Kişisel verilerin işlenmesinde hukuka uygunluk sebeplerinden biri olan açık rızanın unsurlarının, kanunda açıkça sayıldığını vurgulayan Dr. İpek Çimen Bulut, “Bu unsurlardan birinin dahi olmaması halinde, yasada tanımlanan açık rıza kapsamından çıkacaktır. Öncelikle rızanın, hangi amaç doğrultusunda ve ne kapsamda verildiğinin açıkça anlaşılır olması şarttır. Rıza metni, kişisel verilerin işlenmesi faaliyetinin olası başka amaçları da kapsayabileceği anlamı çıkarılabilen ibareler içeren muğlak ve genel ifadeler taşımaması da gerekmektedir. Bu bağlamda ‘Kişisel verilerimin işlenmesine muvafakat ediyorum’ gibi hangi kişisel verilerin, hangi işleme faaliyeti kapsamında ve hangi sınırlar çerçevesinde işlenmesine izin verildiğinin belli olmadığı açık uçlu ifadeler, ilgili yasa çerçevesinde açık rızanın verilmiş olduğu şeklinde yorumlanmamalıdır” dedi.

Yasaya aykırı

Özellikle internette bir ürün ya da hizmet satın almak istediğimizde karşımıza çıkan, kişisel verilerin işlenmesine açık rıza vermenin “ön koşul” haline getirilmesine de değinen Dr. Bulut, “İlgili yasa kapsamında, geçerli bir açık rızanın verilmesinde olmazsa olmaz bir diğer unsur da rızanın, veri sahibi kişinin özgür iradesine dayanması gereğidir. Bu kapsamda bir ürün veya hizmetin sunulmasında, kişisel verilerin işlenmesine yönelik rıza verilmesinin ön koşul olarak belirlenmesi ve bu rıza verilmeden kişinin o ürün ya da hizmetten yararlandırılmaması, yasaya aykırıdır. Bu durumun, somut olayda özgür iradenin sakatlanmasına neden olabileceği unutulmamalıdır.
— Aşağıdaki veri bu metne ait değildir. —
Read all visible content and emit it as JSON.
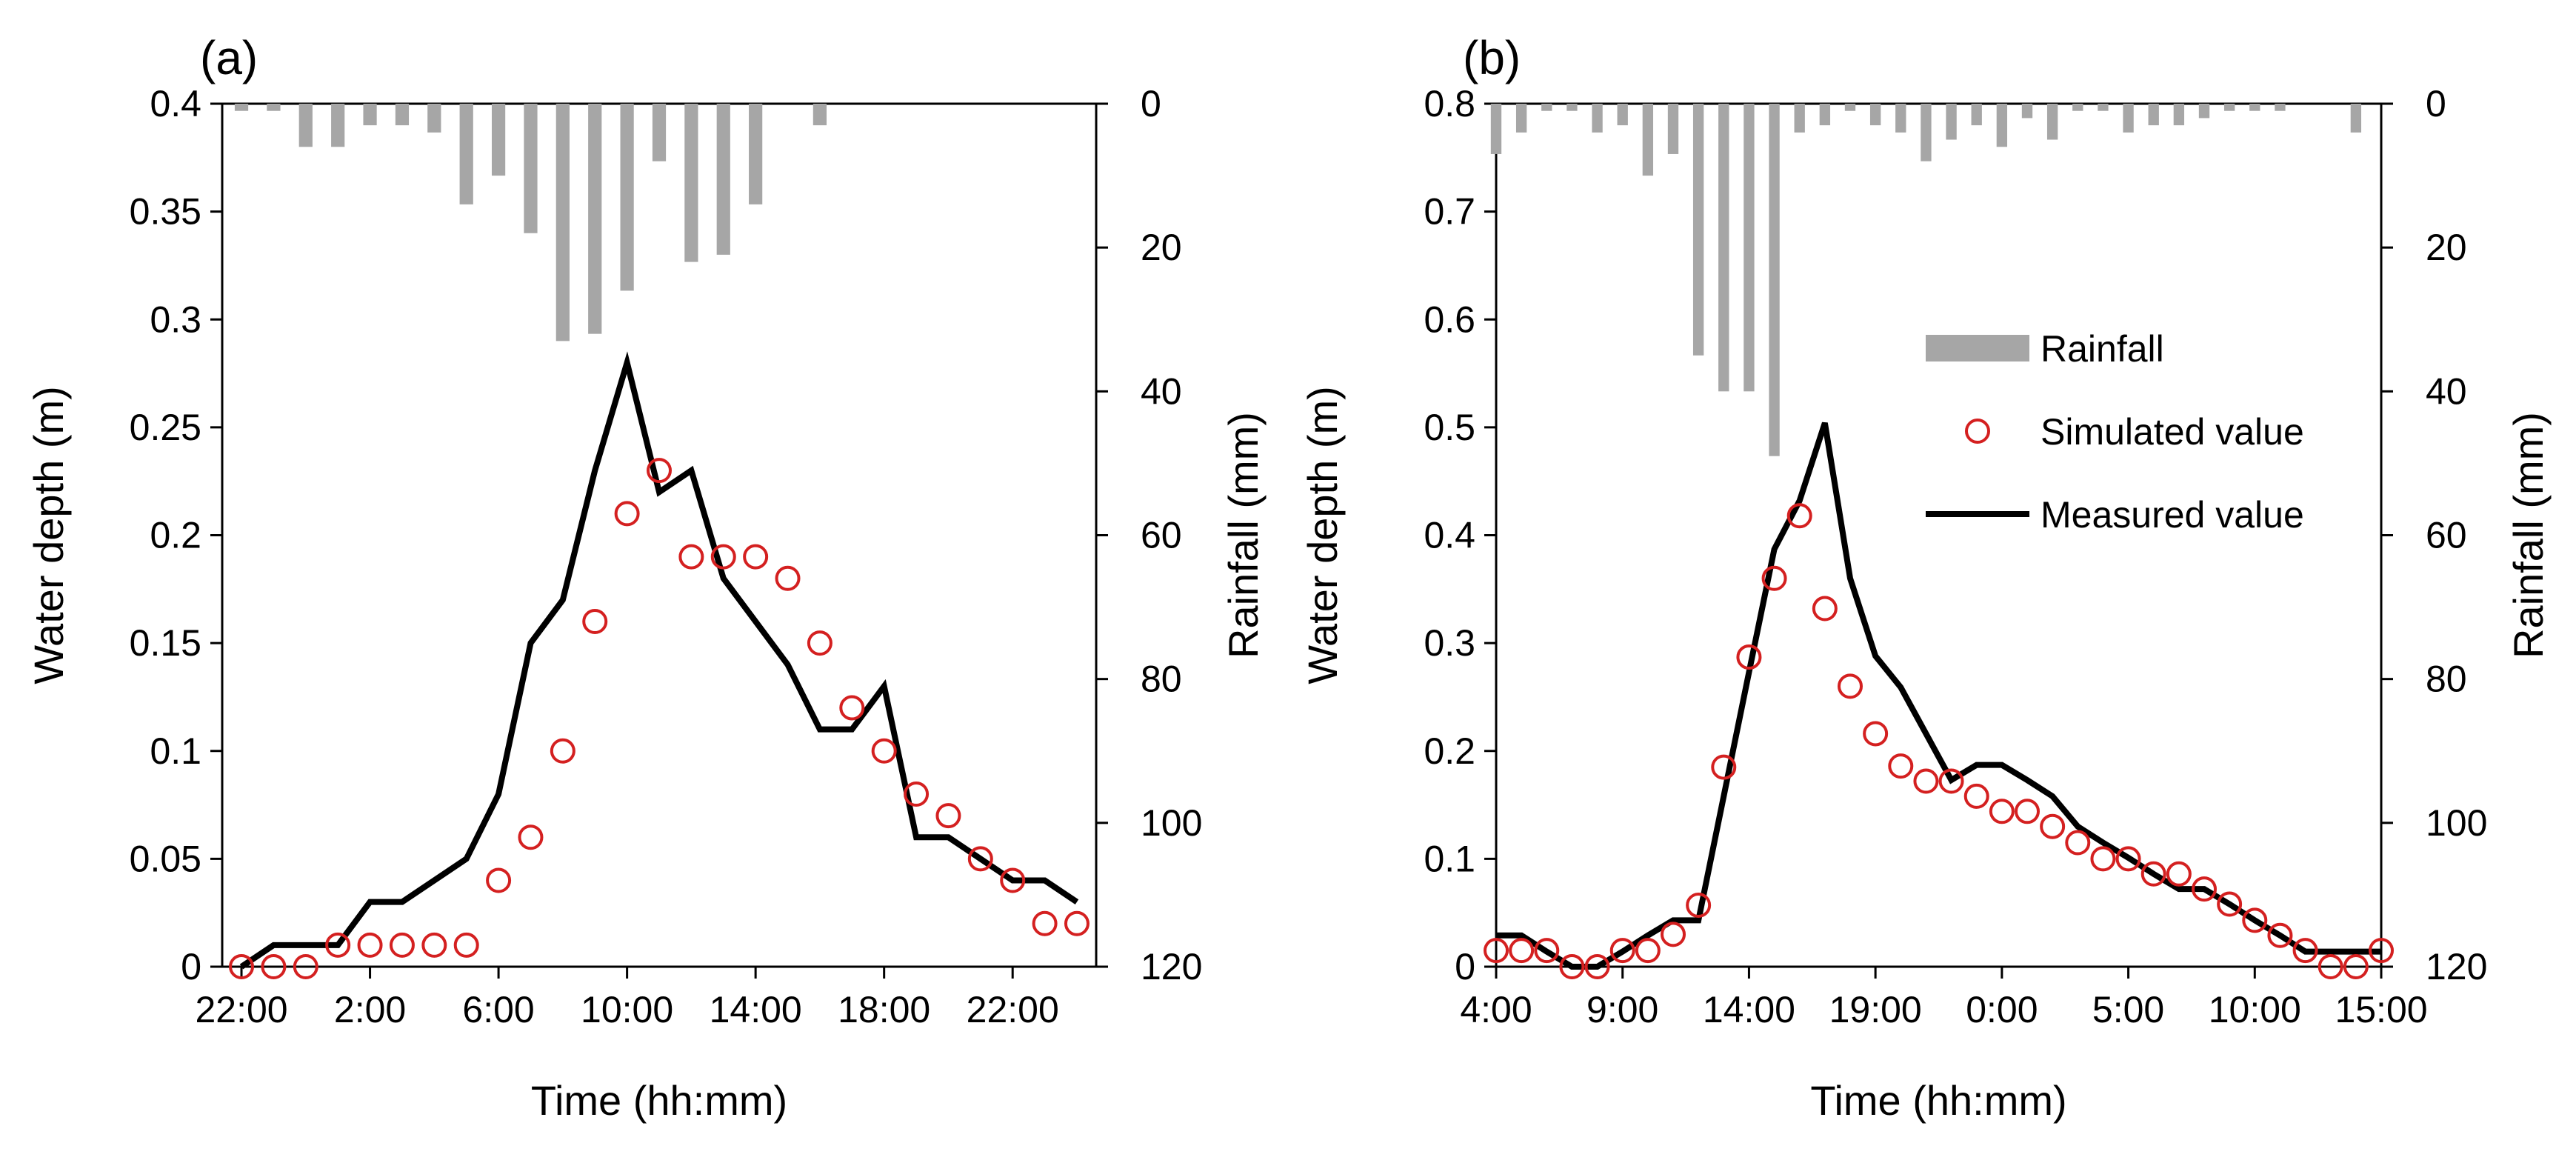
{
  "chart_data": [
    {
      "type": "line",
      "panel_label": "(a)",
      "xlabel": "Time (hh:mm)",
      "ylabel": "Water depth (m)",
      "y2label": "Rainfall (mm)",
      "ylim": [
        0,
        0.4
      ],
      "y2lim": [
        0,
        120
      ],
      "y_ticks": [
        "0",
        "0.05",
        "0.1",
        "0.15",
        "0.2",
        "0.25",
        "0.3",
        "0.35",
        "0.4"
      ],
      "y2_ticks": [
        "0",
        "20",
        "40",
        "60",
        "80",
        "100",
        "120"
      ],
      "x_ticks": [
        "22:00",
        "2:00",
        "6:00",
        "10:00",
        "14:00",
        "18:00",
        "22:00"
      ],
      "x_tick_hours": [
        0,
        4,
        8,
        12,
        16,
        20,
        24
      ],
      "xlim": [
        -0.6,
        26.6
      ],
      "rainfall": {
        "name": "Rainfall",
        "x": [
          0,
          1,
          2,
          3,
          4,
          5,
          6,
          7,
          8,
          9,
          10,
          11,
          12,
          13,
          14,
          15,
          16,
          17,
          18,
          19,
          20,
          21,
          22,
          23,
          24,
          25
        ],
        "values": [
          1,
          1,
          6,
          6,
          3,
          3,
          4,
          14,
          10,
          18,
          33,
          32,
          26,
          8,
          22,
          21,
          14,
          0,
          3,
          0,
          0,
          0,
          0,
          0,
          0,
          0
        ]
      },
      "series": [
        {
          "name": "Simulated value",
          "style": "marker",
          "x": [
            0,
            1,
            2,
            3,
            4,
            5,
            6,
            7,
            8,
            9,
            10,
            11,
            12,
            13,
            14,
            15,
            16,
            17,
            18,
            19,
            20,
            21,
            22,
            23,
            24,
            25,
            26
          ],
          "values": [
            0,
            0,
            0,
            0.01,
            0.01,
            0.01,
            0.01,
            0.01,
            0.04,
            0.06,
            0.1,
            0.16,
            0.21,
            0.23,
            0.19,
            0.19,
            0.19,
            0.18,
            0.15,
            0.12,
            0.1,
            0.08,
            0.07,
            0.05,
            0.04,
            0.02,
            0.02
          ]
        },
        {
          "name": "Measured value",
          "style": "line",
          "x": [
            0,
            1,
            2,
            3,
            4,
            5,
            6,
            7,
            8,
            9,
            10,
            11,
            12,
            13,
            14,
            15,
            16,
            17,
            18,
            19,
            20,
            21,
            22,
            23,
            24,
            25,
            26
          ],
          "values": [
            0,
            0.01,
            0.01,
            0.01,
            0.03,
            0.03,
            0.04,
            0.05,
            0.08,
            0.15,
            0.17,
            0.23,
            0.28,
            0.22,
            0.23,
            0.18,
            0.16,
            0.14,
            0.11,
            0.11,
            0.13,
            0.06,
            0.06,
            0.05,
            0.04,
            0.04,
            0.03
          ]
        }
      ]
    },
    {
      "type": "line",
      "panel_label": "(b)",
      "xlabel": "Time (hh:mm)",
      "ylabel": "Water depth (m)",
      "y2label": "Rainfall (mm)",
      "ylim": [
        0,
        0.8
      ],
      "y2lim": [
        0,
        120
      ],
      "y_ticks": [
        "0",
        "0.1",
        "0.2",
        "0.3",
        "0.4",
        "0.5",
        "0.6",
        "0.7",
        "0.8"
      ],
      "y2_ticks": [
        "0",
        "20",
        "40",
        "60",
        "80",
        "100",
        "120"
      ],
      "x_ticks": [
        "4:00",
        "9:00",
        "14:00",
        "19:00",
        "0:00",
        "5:00",
        "10:00",
        "15:00"
      ],
      "x_tick_hours": [
        0,
        5,
        10,
        15,
        20,
        25,
        30,
        35
      ],
      "xlim": [
        0,
        35
      ],
      "legend": {
        "position": "right",
        "entries": [
          "Rainfall",
          "Simulated value",
          "Measured value"
        ]
      },
      "rainfall": {
        "name": "Rainfall",
        "x": [
          0,
          1,
          2,
          3,
          4,
          5,
          6,
          7,
          8,
          9,
          10,
          11,
          12,
          13,
          14,
          15,
          16,
          17,
          18,
          19,
          20,
          21,
          22,
          23,
          24,
          25,
          26,
          27,
          28,
          29,
          30,
          31,
          32,
          33,
          34
        ],
        "values": [
          7,
          4,
          1,
          1,
          4,
          3,
          10,
          7,
          35,
          40,
          40,
          49,
          4,
          3,
          1,
          3,
          4,
          8,
          5,
          3,
          6,
          2,
          5,
          1,
          1,
          4,
          3,
          3,
          2,
          1,
          1,
          1,
          0,
          0,
          4
        ]
      },
      "series": [
        {
          "name": "Simulated value",
          "style": "marker",
          "x": [
            0,
            1,
            2,
            3,
            4,
            5,
            6,
            7,
            8,
            9,
            10,
            11,
            12,
            13,
            14,
            15,
            16,
            17,
            18,
            19,
            20,
            21,
            22,
            23,
            24,
            25,
            26,
            27,
            28,
            29,
            30,
            31,
            32,
            33,
            34,
            35
          ],
          "values": [
            0.015,
            0.015,
            0.015,
            0,
            0,
            0.015,
            0.015,
            0.03,
            0.057,
            0.185,
            0.287,
            0.36,
            0.418,
            0.332,
            0.26,
            0.216,
            0.186,
            0.172,
            0.172,
            0.158,
            0.144,
            0.144,
            0.13,
            0.115,
            0.1,
            0.1,
            0.086,
            0.086,
            0.072,
            0.058,
            0.043,
            0.029,
            0.015,
            0,
            0,
            0.015
          ]
        },
        {
          "name": "Measured value",
          "style": "line",
          "x": [
            0,
            1,
            2,
            3,
            4,
            5,
            6,
            7,
            8,
            9,
            10,
            11,
            12,
            13,
            14,
            15,
            16,
            17,
            18,
            19,
            20,
            21,
            22,
            23,
            24,
            25,
            26,
            27,
            28,
            29,
            30,
            31,
            32,
            33,
            34,
            35
          ],
          "values": [
            0.029,
            0.029,
            0.014,
            0,
            0,
            0.014,
            0.029,
            0.043,
            0.043,
            0.158,
            0.273,
            0.387,
            0.432,
            0.504,
            0.36,
            0.288,
            0.259,
            0.216,
            0.173,
            0.187,
            0.187,
            0.173,
            0.158,
            0.13,
            0.115,
            0.101,
            0.086,
            0.072,
            0.072,
            0.058,
            0.043,
            0.029,
            0.014,
            0.014,
            0.014,
            0.014
          ]
        }
      ]
    }
  ]
}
Kişisel Verileri Koruma Kurumu, yayınladığı ‘Açık rıza’ başlıklı kılavuzdaki örneklerde, bu şekilde alınan açık rızanın ‘özgür irade ile açık rıza verilmesi ilkesi ve ölçülülük ilkesine’ aykırı olacağını belirtmiştir” diye konuştu.

İhlal varsa ne yapılmalı

Avukat Dr. İpek Çimen Bulut, kişisel verilerimizin ihlal edildiğini düşünüyorsak, neler yapabileceğimizi de anlattı. Bulut, “Genel mahkemeler aracılığıyla yargı yoluna başvurabileceğimiz gibi 6698 Sayılı Kişisel Verileri Koruma Kanunu’nun veri sahibi ilgili kişilerin kişisel verilerinin korunmasına ilişkin olarak getirdiği hak arama yollarına da başvurabiliriz.” diye konuştu.